Over the years I’ve heard countless ideas and strategies for marketing long-term care and senior living communities. Inevitably, like any strong marketing plan, there is no one-size fits all answer. In fact, you need a variety of efforts and use of media to really make it all work to ultimately increase your census. So, what should you do to get the most bang for your buck when margins in the senior care world continue to get slimmer and tighter? What is the combination that will make it all click?
Before you jump into any major media buying or hiring another marketing liaison, take a step back and look at your building and imagine it differently. Examine the spaces, and put yourself in the shoes of someone who has never stepped foot into a nursing home or a senior living community. What do you see? What do you want your new visitor to see?

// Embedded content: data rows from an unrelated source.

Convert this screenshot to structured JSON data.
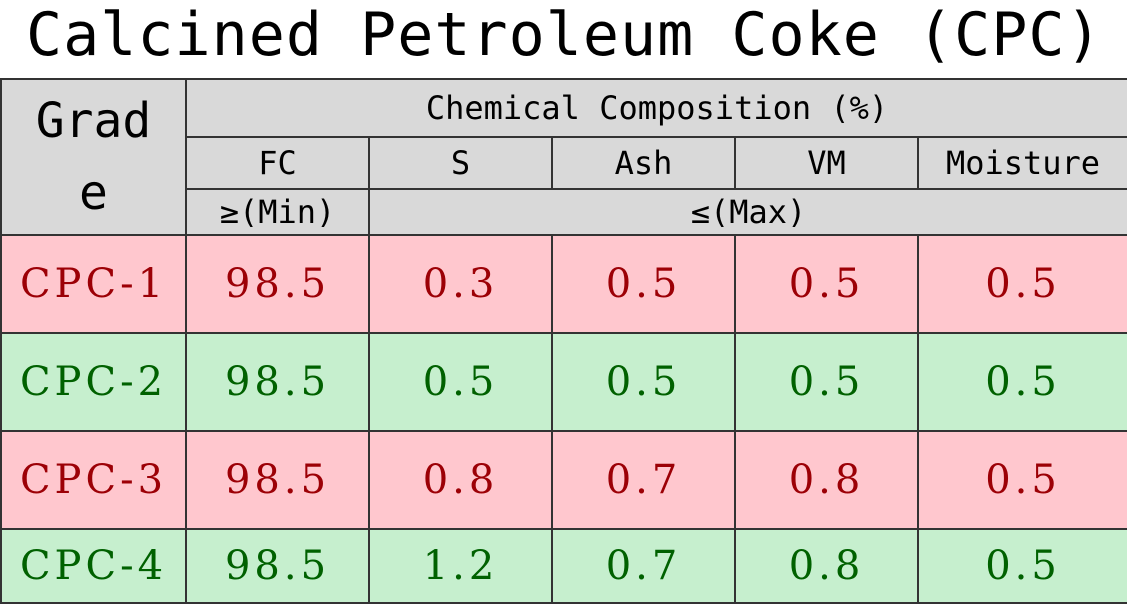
{
  "title": "Calcined Petroleum Coke (CPC)",
  "table": {
    "header": {
      "grade": "Grade",
      "group": "Chemical Composition (%)",
      "columns": [
        "FC",
        "S",
        "Ash",
        "VM",
        "Moisture"
      ],
      "limits": [
        "≥(Min)",
        "≤(Max)"
      ]
    },
    "rows": [
      [
        "CPC-1",
        98.5,
        0.3,
        0.5,
        0.5,
        0.5
      ],
      [
        "CPC-2",
        98.5,
        0.5,
        0.5,
        0.5,
        0.5
      ],
      [
        "CPC-3",
        98.5,
        0.8,
        0.7,
        0.8,
        0.5
      ],
      [
        "CPC-4",
        98.5,
        1.2,
        0.7,
        0.8,
        0.5
      ]
    ]
  }
}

We know that one of the most effective ways to enhance your building’s reputation in the community is to bring people into your building. Increasing people’s comfort level, smashing myths, changing perceptions about what happens in a senior living community or a nursing home — this is the power of inviting the community into your home and the home of your residents.
Great, so go out and purchase a list of age and income qualified folks, spend thousands on direct marketing and phone banking…not so fast! This direct marketing blitz tied to large open houses are done, particularly for higher-end senior living communities, are effective at increasing leads, prospects, and ultimately, new residents.
But, let’s talk about a more cost-effective strategy that will accomplish similar goals over time (with a much smaller budget). Further, the mega-blitz direct marketing strategy doesn’t click for nursing homes like it does in the retirement living world, because of the decision-making process. Let’s face it, no one wants to go to a nursing home and the resident and/or their family make a choice only when that need to make a decision is thrust upon them. It’s far less of a prospect evolution than providing a comfort level and building relationships for when the time comes.
Notice, also, for nursing homes you don’t have to be as interested in age and income qualifications of those who arrive in your building. Remember who your decision-makers are, and remember that it will be daughters, sons and even grandchildren who make the critical choices. Making your facility a comfortable place for those of every age is a powerful step.